Автор книги: Александр Образцов
Жанр: Драматургия, Поэзия и Драматургия
Возрастные ограничения: +16
сообщить о неприемлемом содержимом
Текущая страница: 2 (всего у книги 18 страниц) [доступный отрывок для чтения: 6 страниц]
Пгт Емца
Русский вопрос
2.Когда какой-то народ начинает воевать со своими соседями и при этом чаще побеждает, когда он победоносно идет из края в край, – история бывает обычно восхищена. Александр Македонский, Дарий, даже Чингисхан, не имеющий сегодня сильных заступников – все они – герои.
Но когда народ, развившийся в мощную державу, в самой своей силе начинает себя калечить, уничтожать лучших и приносящих ему славу, когда он судорожно сжимает в своей руке случайные и бесполезные символы, когда он горячечно повторяет какое-то заклинание, темное для всех окружающих, – разве этот народ достоин смерти?
Достоин, говорят соседи. Но говорят тихо, на ухо друг другу. Достоин, говорят дальние наблюдатели, с ужасом и омерзением наблюдавшие самоистребление народа.
Достоин, говорят бегущие из этого народа эмигранты, потрясенные на всю жизнь, потерявшие к ней вкус.
Достоин, говорят подчиненные народы, сжатые в сумасшедших объятиях братства. Все они говорят так из самосохранения.
Они знают, что от внешних врагов можно защититься, даже погибнув. От себя защититься нельзя.
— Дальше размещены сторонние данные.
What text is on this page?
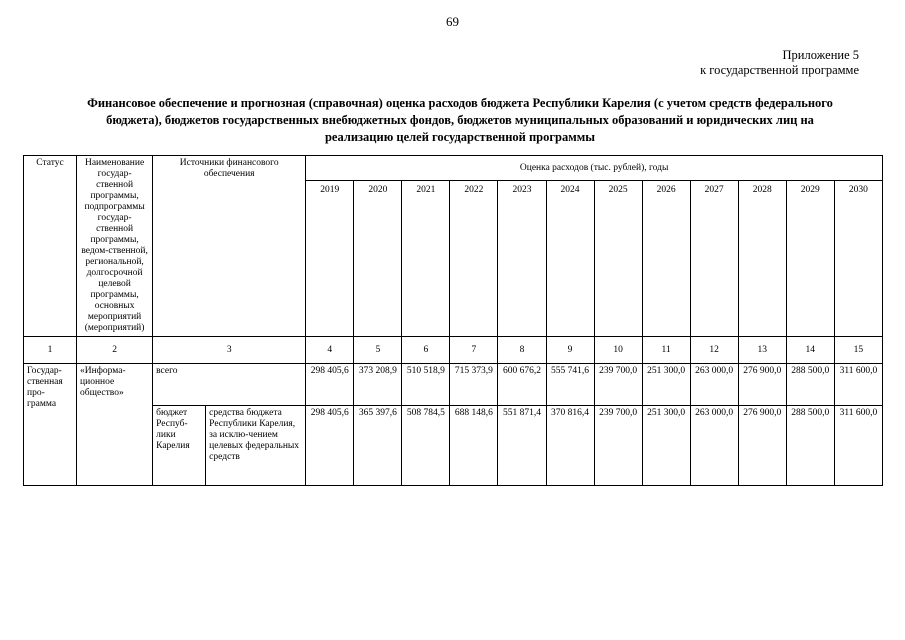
69
Приложение 5
к государственной программе
Финансовое обеспечение и прогнозная (справочная) оценка расходов бюджета Республики Карелия (с учетом средств федерального бюджета), бюджетов государственных внебюджетных фондов, бюджетов муниципальных образований и юридических лиц на реализацию целей государственной программы
Статус	Наименование государ-ственной программы, подпрограммы государ-ственной программы, ведом-ственной, региональной, долгосрочной целевой программы, основных мероприятий (мероприятий)	Источники финансового обеспечения		Оценка расходов (тыс. рублей), годы											
				2019	2020	2021	2022	2023	2024	2025	2026	2027	2028	2029	2030
1	2	3		4	5	6	7	8	9	10	11	12	13	14	15
Государ-ственная про-грамма	«Информа-ционное общество»	всего		298 405,6	373 208,9	510 518,9	715 373,9	600 676,2	555 741,6	239 700,0	251 300,0	263 000,0	276 900,0	288 500,0	311 600,0
		бюджет Респуб-лики Карелия	средства бюджета Республики Карелия, за исклю-чением целевых федеральных средств	298 405,6	365 397,6	508 784,5	688 148,6	551 871,4	370 816,4	239 700,0	251 300,0	263 000,0	276 900,0	288 500,0	311 600,0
Так почему и за что русские убивают сами себя?
Россия – это некий художник, создающий картины собственной своей жизнью. Художника мы ценим за неожиданность мышления, за прорывы из здравого смысла. В этом отношении Россия – классический пример организма с художественным мышлением.
Хороша Швейцария, создавшая для своих граждан рай на земле в рамках здравого смысла. Хороша Франция, импульсивная любительница быстротекущих форм.
Темна, убога Россия, и вдруг – победоносна, стремительна, все в нее влюблены, но только на один день. Завтра здесь будут вешать и пытать. Послезавтра – каяться, говорить пошлости. Еще через день обнаружатся в ее громадных карманах седые старцы не хуже буддистов, и неожиданные гении вроде Лермонтова и Платонова. Евреи, давно ничему не удивляющиеся и лишь делающие заинтересованные глаза по поводу различных событий в мире, сатанеют от тупости, упрямства, пошлости русских, а когда уезжают из России – умирают от ностальгии по ее канавам и кустам.
Загадка России сродни загадке жизни вообще. Если отыщется смысл существования этого места, где люди умеют умирать, то отыщется и гималайский человеческий путь ввысь.
В мыслях о России всегда есть грусть, даже печаль, какая-то тяжело-сладкая. Как будто земное ядро якорем держит готовую воспарить душу. Как будто выпили по первой, после долгих трудов и драк и все существо объединилось в одном вопросе «зачем?». И вот-вот будет ответ.
Плесецк, город космодрома. Пожалуй, самый известный из архангельских городов после областного центра и Североморска.
Спасение русского Севера
Лицензия на добычу золота стоит 150 рублей. Любой гражданин России может получить ее, испытав на себе привычную бульдожью хватку чиновников. Но для того, чтобы в твоем мешочке у пояса приятным грузом отвис золотой песок, необходимы минимум две вещи. Первое: надо найти месторождение россыпного золота. И второе: надо иметь прибор для его извлечения. Тысячи лет золото, в принципе, добывалось одинаково. И не стоило бы говорить об этом, если бы в последние годы не случилось двух чрезвычайных событий. Во-первых, оказалось, что так называемое тонкое золото, золотая пудра, встречается практически по всей поверхности суши, не говоря уже о шельфах морей. А во-вторых, изобретен способ добычи этого золота. То есть, практически каждый гражданин России, приобретя по доступной цене (которую можно оправдать за три месяца добычи) так называемый Шлюз старателя, может, наконец, избавиться от унизительной нищеты. Но все это пока не больше, чем обычная реклама. Что же делает изобретение Шлюза старателя чем-то большим, чем создание микроспиртзавода или минипекарни? То, что оно, без преувеличения, поможет России спасти население Крайнего Севера страны.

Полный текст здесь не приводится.